By Matt Sepic, KWMU
St. Louis – The St. Louis Public Schools may now use desegregation money to cover payroll and operating expenses.
The Board of
Education has reached a final settlement with the NAACP, the state of Missouri and the U.S. Justice Department. The case was
originally filed in 1972.
Board President Darnetta Clinkscale says the $49.5 million must be repaid within six years, but can be used immediately to offset the budget gap.
"We are happy to
have reached this settlement, which provides additional assurance that this money will ultimately be used for construction of schools and classrooms," Clinkscale said.
In 1999 the state agreed to pay the St. Louis Schools $180 million over 10 years to buy land and build new schools.

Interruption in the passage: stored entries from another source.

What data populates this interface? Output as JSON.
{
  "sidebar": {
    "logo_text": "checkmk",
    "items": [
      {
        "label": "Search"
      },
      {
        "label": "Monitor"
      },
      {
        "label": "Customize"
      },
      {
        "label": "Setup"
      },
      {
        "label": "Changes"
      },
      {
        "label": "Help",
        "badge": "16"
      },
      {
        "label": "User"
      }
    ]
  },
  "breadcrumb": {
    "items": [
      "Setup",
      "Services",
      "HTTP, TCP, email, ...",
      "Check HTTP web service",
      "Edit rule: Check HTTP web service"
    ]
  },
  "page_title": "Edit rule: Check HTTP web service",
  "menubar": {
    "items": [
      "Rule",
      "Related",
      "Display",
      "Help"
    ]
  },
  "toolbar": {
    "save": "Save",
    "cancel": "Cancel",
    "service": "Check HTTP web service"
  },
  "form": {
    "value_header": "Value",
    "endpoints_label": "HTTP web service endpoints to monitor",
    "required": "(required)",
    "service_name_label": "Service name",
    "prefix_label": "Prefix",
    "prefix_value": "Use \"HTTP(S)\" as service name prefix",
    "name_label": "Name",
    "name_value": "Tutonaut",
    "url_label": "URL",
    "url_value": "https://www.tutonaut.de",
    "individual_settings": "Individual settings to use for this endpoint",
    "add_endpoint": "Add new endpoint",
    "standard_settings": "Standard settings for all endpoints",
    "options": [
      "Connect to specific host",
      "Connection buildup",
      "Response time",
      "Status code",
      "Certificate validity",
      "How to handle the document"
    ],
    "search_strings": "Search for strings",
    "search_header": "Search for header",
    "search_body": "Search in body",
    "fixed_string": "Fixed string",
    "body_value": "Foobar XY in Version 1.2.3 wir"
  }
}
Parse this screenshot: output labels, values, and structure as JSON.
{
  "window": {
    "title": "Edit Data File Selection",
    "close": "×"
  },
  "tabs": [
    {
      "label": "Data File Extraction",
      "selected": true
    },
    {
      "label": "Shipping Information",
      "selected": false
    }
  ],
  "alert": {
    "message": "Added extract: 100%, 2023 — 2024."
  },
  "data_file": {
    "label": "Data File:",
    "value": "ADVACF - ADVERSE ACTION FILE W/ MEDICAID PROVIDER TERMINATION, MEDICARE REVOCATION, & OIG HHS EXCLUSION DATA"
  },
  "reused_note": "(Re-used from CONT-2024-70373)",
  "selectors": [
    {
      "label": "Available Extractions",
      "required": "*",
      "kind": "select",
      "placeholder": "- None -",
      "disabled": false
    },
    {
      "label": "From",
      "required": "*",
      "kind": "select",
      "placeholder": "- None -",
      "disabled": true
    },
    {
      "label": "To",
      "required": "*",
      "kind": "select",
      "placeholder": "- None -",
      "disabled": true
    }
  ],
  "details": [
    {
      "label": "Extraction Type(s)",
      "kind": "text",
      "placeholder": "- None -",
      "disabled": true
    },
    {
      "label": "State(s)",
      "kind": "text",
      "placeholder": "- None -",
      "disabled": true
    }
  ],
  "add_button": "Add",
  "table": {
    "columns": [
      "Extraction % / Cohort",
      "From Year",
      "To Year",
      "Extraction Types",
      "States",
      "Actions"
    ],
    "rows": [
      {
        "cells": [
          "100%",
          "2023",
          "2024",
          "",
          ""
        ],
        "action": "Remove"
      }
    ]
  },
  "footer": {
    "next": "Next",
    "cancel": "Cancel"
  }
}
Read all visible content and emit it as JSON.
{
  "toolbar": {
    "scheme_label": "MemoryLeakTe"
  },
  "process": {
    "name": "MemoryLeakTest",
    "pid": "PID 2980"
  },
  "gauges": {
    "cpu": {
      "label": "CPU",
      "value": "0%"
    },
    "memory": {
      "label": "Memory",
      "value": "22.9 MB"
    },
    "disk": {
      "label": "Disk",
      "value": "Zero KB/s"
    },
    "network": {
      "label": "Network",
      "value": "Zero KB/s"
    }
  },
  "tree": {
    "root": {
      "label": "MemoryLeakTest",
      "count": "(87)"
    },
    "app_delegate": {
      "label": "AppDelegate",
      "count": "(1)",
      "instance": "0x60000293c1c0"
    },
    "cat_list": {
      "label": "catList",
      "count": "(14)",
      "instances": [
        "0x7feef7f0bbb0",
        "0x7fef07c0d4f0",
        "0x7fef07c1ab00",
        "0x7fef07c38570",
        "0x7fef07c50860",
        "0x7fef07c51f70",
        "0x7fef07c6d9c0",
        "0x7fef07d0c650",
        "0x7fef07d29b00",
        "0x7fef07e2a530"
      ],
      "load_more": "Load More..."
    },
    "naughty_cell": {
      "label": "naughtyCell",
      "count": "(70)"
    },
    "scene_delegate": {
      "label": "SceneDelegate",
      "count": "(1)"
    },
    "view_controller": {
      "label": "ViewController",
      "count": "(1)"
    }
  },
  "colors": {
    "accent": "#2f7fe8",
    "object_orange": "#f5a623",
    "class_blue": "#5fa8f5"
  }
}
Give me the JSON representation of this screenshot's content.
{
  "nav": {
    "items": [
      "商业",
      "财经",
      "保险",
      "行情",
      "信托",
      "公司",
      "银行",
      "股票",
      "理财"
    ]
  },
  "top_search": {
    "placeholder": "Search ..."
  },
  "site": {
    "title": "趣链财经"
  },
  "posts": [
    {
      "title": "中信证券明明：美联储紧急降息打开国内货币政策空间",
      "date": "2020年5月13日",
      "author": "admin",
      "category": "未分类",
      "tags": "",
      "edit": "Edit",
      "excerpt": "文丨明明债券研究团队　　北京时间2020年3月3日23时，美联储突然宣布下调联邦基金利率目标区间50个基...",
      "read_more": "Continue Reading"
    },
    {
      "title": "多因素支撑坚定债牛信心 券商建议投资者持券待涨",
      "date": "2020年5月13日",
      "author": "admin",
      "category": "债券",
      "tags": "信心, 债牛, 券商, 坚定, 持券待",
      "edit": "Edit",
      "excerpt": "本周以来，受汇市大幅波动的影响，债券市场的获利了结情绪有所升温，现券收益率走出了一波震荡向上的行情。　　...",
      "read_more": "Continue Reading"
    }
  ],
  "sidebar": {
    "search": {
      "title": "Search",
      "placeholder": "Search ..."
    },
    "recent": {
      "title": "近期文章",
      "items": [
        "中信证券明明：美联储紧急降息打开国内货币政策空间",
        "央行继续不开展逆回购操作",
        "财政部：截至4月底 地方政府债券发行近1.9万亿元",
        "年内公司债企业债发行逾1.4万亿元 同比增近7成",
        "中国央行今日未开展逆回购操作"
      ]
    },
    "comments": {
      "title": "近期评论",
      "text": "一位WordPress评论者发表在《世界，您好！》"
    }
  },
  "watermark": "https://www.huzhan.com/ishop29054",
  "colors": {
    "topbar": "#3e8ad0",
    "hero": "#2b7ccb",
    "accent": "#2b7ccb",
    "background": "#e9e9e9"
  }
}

School officials are also hoping to reverse the trend of
low first-day attendance.
They say parents are key to making the first day, September 8th, a success, and are offering help.
Pre-registration is available at 100 locations throughout the city, rather than one as in previous years. Metro is giving parents free bus and train tickets to visit schools, and Mayor Francis Slay is giving some city employees time off.
"I have personally asked all city employees with children in the school system to take the morning off so they can take their kids to school," Slay said. "I think that sends a good message to parents and a good message to kids."
Slay is encouraging private employers to do the same.
School officials say a third of students usually miss the first day.